Durante más de 40 años, José Navia Lame ha narrado el conflicto armado colombiano desde las regiones más golpeadas. Cronista e indígena del Cauca, recoge en Un país de sombra y luz una selección de crónicas que dan voz a víctimas y comunidades silenciadas, y registran con rigor y sensibilidad la violencia, la resistencia y la memoria del país.
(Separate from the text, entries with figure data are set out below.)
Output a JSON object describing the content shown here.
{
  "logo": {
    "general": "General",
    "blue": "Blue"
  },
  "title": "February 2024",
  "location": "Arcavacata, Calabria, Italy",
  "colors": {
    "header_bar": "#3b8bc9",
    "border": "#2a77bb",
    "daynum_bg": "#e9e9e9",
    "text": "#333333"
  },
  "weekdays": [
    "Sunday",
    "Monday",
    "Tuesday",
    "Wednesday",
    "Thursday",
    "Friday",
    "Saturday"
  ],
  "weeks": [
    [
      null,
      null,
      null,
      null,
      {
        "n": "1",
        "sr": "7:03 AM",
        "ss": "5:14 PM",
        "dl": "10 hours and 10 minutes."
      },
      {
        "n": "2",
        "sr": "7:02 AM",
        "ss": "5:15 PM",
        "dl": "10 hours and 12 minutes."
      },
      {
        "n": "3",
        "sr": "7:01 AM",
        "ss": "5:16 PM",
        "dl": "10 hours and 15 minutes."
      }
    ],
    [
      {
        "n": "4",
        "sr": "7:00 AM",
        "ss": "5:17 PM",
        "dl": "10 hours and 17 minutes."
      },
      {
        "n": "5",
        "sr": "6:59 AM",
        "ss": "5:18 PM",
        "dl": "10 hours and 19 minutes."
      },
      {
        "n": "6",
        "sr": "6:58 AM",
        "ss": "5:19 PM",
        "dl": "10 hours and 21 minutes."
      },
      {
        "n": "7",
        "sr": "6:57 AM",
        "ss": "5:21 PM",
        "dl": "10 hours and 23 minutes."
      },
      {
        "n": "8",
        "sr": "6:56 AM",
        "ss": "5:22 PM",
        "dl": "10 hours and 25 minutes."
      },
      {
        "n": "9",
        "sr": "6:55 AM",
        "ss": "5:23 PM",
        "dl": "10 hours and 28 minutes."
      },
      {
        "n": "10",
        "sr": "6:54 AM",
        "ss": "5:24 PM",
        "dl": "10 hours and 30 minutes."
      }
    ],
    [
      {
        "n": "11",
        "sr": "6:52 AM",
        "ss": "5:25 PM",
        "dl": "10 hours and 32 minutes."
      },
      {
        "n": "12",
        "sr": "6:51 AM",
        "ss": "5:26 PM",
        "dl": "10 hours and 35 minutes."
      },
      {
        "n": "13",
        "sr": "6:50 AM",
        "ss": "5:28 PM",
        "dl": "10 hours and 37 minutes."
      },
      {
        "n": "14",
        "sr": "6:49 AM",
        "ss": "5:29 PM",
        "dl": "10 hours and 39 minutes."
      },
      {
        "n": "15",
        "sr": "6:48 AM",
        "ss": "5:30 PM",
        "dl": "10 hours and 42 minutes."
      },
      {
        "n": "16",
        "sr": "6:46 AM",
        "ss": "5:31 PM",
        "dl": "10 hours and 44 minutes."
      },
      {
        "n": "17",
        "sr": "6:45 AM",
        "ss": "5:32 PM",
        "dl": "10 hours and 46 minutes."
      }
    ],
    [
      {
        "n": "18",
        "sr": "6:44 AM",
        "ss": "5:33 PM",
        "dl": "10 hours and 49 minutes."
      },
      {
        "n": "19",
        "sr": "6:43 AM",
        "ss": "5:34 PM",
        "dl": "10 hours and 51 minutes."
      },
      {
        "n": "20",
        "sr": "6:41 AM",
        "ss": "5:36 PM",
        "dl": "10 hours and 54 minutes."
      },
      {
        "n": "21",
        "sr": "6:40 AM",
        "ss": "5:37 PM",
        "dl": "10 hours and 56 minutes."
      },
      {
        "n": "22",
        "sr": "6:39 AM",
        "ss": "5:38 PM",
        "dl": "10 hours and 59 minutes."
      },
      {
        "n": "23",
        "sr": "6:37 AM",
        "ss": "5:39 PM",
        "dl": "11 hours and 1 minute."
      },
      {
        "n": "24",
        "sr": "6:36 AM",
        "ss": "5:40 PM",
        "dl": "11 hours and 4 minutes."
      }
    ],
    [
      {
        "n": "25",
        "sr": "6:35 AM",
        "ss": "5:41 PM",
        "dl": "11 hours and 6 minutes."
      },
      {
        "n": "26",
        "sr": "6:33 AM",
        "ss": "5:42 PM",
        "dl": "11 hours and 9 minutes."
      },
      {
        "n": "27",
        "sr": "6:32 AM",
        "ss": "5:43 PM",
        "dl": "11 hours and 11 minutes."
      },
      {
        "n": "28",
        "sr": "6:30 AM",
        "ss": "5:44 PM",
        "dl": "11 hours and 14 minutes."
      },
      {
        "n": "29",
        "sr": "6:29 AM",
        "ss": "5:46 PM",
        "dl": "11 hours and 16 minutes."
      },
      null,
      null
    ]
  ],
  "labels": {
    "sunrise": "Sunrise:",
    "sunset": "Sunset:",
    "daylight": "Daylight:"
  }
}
Por Santiago Erazo, Cultura RAYA

1.

Los carros salían puntuales a las tres de la mañana. Subían raudos las montañas caucanas de Pitayó, Jambaló y Toribío a recoger leche. A esa misma hora de la madrugada, José Navia Lame, un joven periodista de 25 años, los buscaba en Silvia o en Santander de Quilichao para subirse a uno de ellos. Las chivas que recorrían las carreteras del Cauca le cobraban mucho, así que los carros lecheros, menos cercanos a lo que debería ser un transporte público, pero mucho más viables para su presupuesto de reportero en ciernes, eran la alternativa que restaba. El viaje daba inicio a un periplo nuevo para Navia: visitaría el campamento del Quintín Lame, la guerrilla indígena que hacía menos de un año, en 1984, surgió tras el asesinato de cientos de líderes indígenas en el departamento, entre ellos el sacerdote nasa Álvaro Ulcué Chocué. Era la primera vez que el grupo salía a la luz para hablar con los medios de comunicación, pero también era la primera vez que José Navia contaba una historia de los pueblos indígenas del Cauca.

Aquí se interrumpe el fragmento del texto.